Throughout the life of the Church, a number of theories have been developed that attempt to fully capture what Christ’s work on the Cross of Calvary accomplished.
Here’s a brief look at a few of them:
The Fishhook Theory was originally promoted by Rufinus and purported that the deity of Christ was hidden under His flesh to fool the devil. According to Rufinus when Satan saw the body of Christ on the Cross, he fell for the bait, getting hooked on God’s plan of freeing humanity, like a fish takes the bait on the end of a fishing line. It may be a clever illustration, but God doesn’t have any need to fool the devil.
The Moral Theory originated from Peter Abelard who lived shortly before Thomas Aquinas. Abelard claimed the death of Christ inspires humanity to an inner spiritual revival. The theory puts the burden of filling the gap between fellowship and salvation of humanity with God on man with our sinful pride and our stubborn wills mining the gap. Christ’s death serves as motivation to put aside our prideful will and do the right thing morally. This theory teaches that Christ’s death motivates humanity to lay aside its pride and to do the right moral thing. The theory falls short in fully explaining the purpose, meaning and relevance of the atonement.
The Example Theory contends that Christ’s death functions as an example causing us to be drawn to God. The difficulty is that it suggests that man in essence is good, which is not Biblical teaching. It does have benefit in that it teaches us to live as Christ lived.
The Christus Victor Theory was promoted by Gustaf Aulen in his book Christus Victor. In his book, Aulen transposes the significance of the cross as satisfying God’s wrath to demonstrating God’s victory over Satan. This theory fails to follow the New Testament teaching about Christ’s atoning death.
The Classic Theory, similar to the Ransom Theory, teaches that Christ conquered Satan and evil once and for all. It contends that while Satan saw the death of Christ on the Cross as victory over God it actually serves as Christ bringing victory to God’s people through the gift of salvation.

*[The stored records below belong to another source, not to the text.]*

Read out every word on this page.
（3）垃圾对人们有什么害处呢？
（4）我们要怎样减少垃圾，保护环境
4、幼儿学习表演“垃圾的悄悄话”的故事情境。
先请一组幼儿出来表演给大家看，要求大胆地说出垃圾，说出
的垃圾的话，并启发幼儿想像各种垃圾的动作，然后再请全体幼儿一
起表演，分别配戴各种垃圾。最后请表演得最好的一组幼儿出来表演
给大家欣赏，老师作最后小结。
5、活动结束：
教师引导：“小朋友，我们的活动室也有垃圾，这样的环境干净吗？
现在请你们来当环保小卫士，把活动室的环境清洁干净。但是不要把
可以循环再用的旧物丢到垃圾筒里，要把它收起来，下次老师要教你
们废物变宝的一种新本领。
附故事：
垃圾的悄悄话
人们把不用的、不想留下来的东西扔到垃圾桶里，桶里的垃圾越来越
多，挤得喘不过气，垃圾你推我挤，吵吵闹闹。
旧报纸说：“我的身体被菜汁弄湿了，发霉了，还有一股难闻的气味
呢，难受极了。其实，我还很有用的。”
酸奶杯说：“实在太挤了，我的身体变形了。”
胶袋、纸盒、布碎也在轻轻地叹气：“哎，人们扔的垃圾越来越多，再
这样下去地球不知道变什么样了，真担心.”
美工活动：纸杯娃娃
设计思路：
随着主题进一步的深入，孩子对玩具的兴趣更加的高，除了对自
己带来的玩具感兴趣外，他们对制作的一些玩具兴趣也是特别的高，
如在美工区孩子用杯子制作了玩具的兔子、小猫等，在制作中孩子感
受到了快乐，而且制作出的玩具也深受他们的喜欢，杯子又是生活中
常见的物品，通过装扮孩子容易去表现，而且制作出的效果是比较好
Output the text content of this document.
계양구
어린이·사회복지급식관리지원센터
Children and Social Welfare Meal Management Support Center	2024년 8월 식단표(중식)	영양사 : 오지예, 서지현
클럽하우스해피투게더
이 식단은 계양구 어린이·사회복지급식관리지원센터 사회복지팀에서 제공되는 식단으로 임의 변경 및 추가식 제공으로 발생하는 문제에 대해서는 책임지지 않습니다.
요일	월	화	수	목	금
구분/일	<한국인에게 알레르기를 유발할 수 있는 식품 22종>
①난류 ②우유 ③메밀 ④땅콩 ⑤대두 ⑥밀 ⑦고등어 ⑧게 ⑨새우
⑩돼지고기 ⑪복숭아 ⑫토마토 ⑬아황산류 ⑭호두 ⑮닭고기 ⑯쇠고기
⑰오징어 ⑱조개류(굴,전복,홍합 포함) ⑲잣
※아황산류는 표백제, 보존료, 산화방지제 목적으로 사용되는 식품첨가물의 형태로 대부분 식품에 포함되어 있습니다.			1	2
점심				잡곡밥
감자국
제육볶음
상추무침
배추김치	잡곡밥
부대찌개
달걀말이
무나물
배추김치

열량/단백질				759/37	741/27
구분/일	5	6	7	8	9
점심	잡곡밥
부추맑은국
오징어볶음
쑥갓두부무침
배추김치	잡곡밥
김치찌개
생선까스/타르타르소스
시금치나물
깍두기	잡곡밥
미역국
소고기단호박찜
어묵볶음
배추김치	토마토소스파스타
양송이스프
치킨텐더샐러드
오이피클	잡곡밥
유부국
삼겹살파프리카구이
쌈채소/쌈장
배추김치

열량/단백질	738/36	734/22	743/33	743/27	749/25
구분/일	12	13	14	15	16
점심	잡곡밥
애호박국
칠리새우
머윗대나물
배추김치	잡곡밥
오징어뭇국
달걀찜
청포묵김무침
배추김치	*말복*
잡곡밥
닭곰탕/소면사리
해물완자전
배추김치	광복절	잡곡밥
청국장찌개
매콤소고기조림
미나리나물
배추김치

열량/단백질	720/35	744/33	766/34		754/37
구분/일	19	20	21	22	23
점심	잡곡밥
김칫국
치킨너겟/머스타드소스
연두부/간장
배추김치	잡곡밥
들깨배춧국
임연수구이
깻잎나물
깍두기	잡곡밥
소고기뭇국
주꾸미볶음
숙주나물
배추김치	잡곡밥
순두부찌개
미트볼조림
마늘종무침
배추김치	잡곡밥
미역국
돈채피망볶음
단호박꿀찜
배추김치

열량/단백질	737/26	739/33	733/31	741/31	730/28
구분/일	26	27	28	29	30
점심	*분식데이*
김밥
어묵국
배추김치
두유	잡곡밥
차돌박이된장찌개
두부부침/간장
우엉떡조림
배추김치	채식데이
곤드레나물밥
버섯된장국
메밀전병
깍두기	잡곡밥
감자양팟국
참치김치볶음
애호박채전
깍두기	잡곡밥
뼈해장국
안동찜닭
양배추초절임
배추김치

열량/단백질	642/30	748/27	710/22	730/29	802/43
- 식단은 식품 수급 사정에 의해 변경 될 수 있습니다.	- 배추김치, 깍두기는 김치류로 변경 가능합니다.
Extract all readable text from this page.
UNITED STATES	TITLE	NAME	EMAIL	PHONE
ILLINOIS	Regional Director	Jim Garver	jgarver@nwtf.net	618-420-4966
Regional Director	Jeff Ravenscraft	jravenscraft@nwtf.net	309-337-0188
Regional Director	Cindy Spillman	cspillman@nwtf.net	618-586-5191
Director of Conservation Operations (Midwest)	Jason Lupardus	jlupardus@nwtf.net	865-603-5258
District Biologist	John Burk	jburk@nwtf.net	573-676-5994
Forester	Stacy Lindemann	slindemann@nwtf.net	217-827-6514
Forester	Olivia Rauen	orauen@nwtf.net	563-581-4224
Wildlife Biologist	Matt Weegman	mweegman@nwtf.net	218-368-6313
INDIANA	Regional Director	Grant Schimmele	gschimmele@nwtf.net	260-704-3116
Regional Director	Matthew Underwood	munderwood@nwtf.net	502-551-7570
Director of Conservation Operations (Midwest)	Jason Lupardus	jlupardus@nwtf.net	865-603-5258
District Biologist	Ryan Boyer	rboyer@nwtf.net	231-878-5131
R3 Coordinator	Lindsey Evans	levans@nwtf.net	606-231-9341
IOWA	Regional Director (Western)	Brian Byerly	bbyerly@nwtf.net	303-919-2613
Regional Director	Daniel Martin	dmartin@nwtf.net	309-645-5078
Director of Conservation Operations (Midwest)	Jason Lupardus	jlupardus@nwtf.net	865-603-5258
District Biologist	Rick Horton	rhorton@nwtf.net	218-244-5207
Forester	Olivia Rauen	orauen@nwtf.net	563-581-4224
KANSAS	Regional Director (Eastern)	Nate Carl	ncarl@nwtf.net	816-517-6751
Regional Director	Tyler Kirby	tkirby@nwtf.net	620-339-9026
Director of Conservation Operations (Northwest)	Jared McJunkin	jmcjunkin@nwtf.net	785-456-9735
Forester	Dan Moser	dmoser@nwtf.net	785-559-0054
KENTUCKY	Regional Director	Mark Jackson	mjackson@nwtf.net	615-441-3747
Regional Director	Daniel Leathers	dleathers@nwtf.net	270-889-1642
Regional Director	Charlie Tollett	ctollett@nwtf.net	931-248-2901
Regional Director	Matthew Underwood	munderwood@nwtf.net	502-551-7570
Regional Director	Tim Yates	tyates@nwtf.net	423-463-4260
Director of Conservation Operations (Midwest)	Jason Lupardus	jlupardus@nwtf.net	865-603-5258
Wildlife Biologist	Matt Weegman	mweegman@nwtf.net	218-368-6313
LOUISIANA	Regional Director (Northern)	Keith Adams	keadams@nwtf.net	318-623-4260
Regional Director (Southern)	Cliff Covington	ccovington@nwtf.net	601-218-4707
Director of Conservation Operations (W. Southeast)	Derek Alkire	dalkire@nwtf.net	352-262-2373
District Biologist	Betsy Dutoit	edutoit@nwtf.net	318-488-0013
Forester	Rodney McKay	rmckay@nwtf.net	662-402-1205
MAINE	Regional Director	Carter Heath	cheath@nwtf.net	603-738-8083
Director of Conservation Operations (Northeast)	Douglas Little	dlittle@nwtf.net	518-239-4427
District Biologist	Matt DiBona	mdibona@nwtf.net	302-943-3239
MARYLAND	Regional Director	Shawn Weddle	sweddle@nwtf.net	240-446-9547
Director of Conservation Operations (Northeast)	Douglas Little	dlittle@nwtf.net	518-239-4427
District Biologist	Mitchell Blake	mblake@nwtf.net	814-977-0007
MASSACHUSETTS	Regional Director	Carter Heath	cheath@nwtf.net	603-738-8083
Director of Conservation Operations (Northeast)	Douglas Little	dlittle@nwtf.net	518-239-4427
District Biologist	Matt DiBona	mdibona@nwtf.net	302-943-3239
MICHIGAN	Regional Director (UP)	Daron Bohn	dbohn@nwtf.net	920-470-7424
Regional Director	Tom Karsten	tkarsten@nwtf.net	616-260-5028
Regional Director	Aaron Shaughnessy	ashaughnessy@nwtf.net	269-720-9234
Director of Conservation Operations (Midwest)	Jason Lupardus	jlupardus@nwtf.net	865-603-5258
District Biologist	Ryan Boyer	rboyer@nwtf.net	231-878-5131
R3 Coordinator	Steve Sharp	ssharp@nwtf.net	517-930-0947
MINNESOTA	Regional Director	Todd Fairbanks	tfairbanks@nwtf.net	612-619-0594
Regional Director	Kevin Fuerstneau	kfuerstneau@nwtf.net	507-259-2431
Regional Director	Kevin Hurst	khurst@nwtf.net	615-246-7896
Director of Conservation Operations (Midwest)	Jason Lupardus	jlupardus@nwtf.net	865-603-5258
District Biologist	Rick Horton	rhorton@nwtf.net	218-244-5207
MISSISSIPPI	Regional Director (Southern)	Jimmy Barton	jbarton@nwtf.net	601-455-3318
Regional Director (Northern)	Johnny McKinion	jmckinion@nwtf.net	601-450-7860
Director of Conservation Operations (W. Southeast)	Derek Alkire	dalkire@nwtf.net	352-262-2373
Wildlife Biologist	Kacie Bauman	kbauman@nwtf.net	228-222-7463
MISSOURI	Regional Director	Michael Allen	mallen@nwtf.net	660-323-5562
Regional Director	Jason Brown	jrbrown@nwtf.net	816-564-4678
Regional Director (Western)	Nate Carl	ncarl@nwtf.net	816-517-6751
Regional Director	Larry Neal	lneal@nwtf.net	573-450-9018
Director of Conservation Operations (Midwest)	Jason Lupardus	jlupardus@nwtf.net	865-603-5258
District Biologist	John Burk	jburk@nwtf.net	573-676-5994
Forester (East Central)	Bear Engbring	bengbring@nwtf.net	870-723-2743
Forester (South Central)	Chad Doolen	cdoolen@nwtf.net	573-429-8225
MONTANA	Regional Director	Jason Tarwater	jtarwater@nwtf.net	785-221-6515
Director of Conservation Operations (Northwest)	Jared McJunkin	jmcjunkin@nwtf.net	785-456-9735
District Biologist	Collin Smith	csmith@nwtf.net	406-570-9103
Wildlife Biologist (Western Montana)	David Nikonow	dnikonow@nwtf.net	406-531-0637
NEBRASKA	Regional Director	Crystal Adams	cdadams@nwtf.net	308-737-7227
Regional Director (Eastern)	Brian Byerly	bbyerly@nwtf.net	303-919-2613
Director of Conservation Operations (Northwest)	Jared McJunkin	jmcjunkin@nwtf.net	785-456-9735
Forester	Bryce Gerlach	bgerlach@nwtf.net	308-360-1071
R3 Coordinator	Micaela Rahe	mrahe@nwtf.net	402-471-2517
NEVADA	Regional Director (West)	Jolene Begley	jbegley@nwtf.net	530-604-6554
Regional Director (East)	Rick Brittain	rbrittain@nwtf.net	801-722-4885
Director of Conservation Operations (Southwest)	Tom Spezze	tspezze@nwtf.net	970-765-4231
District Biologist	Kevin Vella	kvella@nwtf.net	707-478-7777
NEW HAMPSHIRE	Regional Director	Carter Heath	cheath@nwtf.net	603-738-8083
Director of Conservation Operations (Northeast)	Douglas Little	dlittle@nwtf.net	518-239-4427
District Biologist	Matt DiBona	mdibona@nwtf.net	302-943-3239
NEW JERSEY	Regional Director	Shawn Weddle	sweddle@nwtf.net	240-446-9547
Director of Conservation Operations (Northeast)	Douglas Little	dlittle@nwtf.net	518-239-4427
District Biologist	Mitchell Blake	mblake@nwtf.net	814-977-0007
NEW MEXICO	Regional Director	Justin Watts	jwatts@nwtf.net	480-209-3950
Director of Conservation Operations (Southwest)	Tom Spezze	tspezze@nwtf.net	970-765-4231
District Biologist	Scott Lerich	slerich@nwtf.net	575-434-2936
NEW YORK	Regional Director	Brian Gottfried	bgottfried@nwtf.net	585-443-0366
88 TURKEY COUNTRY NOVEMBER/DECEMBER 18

The Satisfaction Theory of the atonement was formulated by the medieval theologian Anselm of Canterbury in his book, Cur Deus Homo (meaning God Man) According to Anselm, God’s offended honor and dignity could only be satisfied by the sacrifice of the God-man, Jesus Christ. He held that humans could not give to God more than what was his due. The satisfaction due God, Anselm surmised, was greater than what we as created beings are capable of doing on our own because we can only do that which is already required of us. This places the burden of satisfying the debt our sin incurred, God had to intervene on his own behalf. Since this payment was going to be made on our behalf, God would have to use a human. Therefore only a being that was both God and man could satisfy God and give him the honor that is due him, making Jesus, fully-God, fully-man, the perfect sacrifice to satisfy the debt incurred by our sins.
How about you? What do you think Christ’s work on the Cross accomplished? What do you believe God accomplished by allowing the blood of his Son, Jesus, to be shed at Calvary?